Our next point of call was our little farmlette La Bouyssette just outside the town of Puy L’Eveque – which, it turned out, many French people hadn’t heard of let alone Australians. The town is 30 kms or half an hour west of Cahors in the Lot region and right on the Lot River. It’s best described as an area of rolling hills and sprawling fields of wheat and soon-to-mature sunflowers, vines and other crops.
I’d originally been looking at staying further up in the Dordogne near the medieval town of Sarlat, a very popular spot with tourists. But one last trawl on the internet uncovered this little place.
Garmin was at his finest on this day. After having led us to the middle of a vine field when we were on our way to Ceret, this time he delivered us to a gate half way up a hill where were met by 5 boxer dogs – snarling, snapping, foaming at the mouth, hysterically barking and basically threatening us with disembowelment should we dare to step inside. The property beyond looked a little rundown, bits of farmyard junk and a couple of cars. There was no sign of anybody. Every attempt to sweet talk these crazy canines (even in French) was met by more tumultuous barking and gnashing of teeth. What had I gotten us into!? Was this to be our delightful abode for the next four weeks? It certainly didn’t look like this on their internet site. I decided to phone our hosts to see if we could be escorted threw this melle of chaos and threats of death. There was no answer. Another five minutes of barking, growling and snarling then I tried again. Luckily the phone answered. Garmin had led us up the wrong garden path yet again. Through the deafening noise behind me I could only just hear Diny, our host-to-be. She said she thought she knew where we were as she could hear the dogs going berserk on the hill opposite. She gave us the correct directions and we made our way over to the calm tranquillity of La Bouysette, leaving a tangled, gyrating and still foaming mass of hysteria at that gate. Thank you again Garmin –NOT!

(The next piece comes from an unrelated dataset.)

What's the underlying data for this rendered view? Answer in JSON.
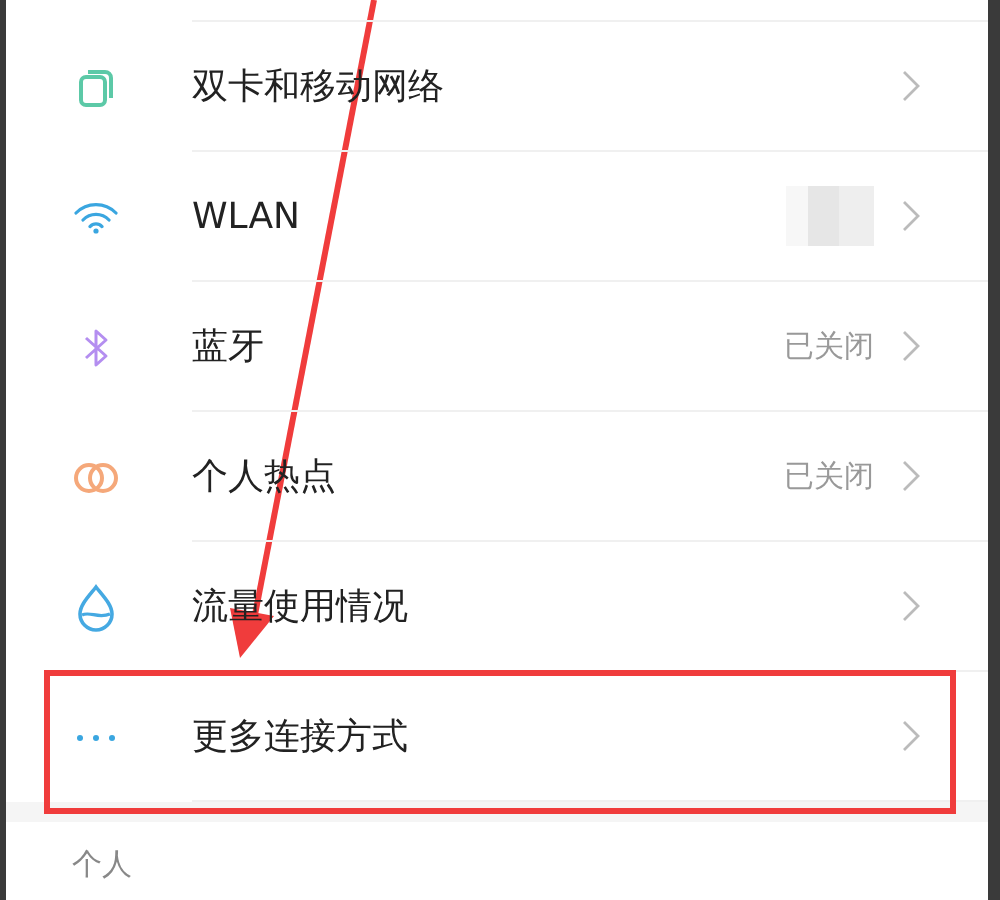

And we were even happier when we arrived at beautiful La Bouyssette and met Diny and Ben Mol. They are a couple from Holland who decided on a change of lifestyle and came to the Lot in 2000. They had had busy lives in the city, Ben had just retired, and Diny enjoyed her work as a university professor, but they decided to go rural with no farming background between them.
They renovated the old farmhouse, adopted 2 llamas Louis and Victor, 2 donkeys named Maya and Ijoor (Eeyore), Joupi, a dark brown sheep who is not sure whether he’s a llama or a human (he has no idea that he’s a sheep) and his harem of 5 other sheep – his ‘girls’. Also there’s a rooster we named Big Red and his gaggle of girlfriends, plus 2 cats – Kiki and Sarah – who hate each other – but not all the time.
Now Ben and Diny seem to know everything about farming – from caring for sheep and llamas and poultry, and keeping them from the foxes and buzzards, growing and reaping lavender and the most beautiful vege garden, making the badminton/boulle court, swimming pool – You name it, they’ve done it. And they are very involved with and seem to know everything about the area and country they have adopted as home.
They say they may be working harder in some ways than when they were in the city, but wouldn’t change it for anything and love the home and farm they have created. (Just going through the pictures again to post them on the blog made me homesick for their place again!)
Tina and Heather
Sounds magical. What a test of faith. What do you call this instead of a sea change – maybe farm change or animal change. Jan suggested – stop the world I want to get off change. At Athens airport just about to board for Paris. Sad (leaving Greece) and excited (going to France).
Rosie (and Jan).
Very catchy title on this one girlies! Well done! Certainly made me smile and, ahhhhh, the memories looking at pics and reading.
What a classy looking spot. Perfect for a extended sojourn. How long did you stay? Bill says “Nicely written, girls.”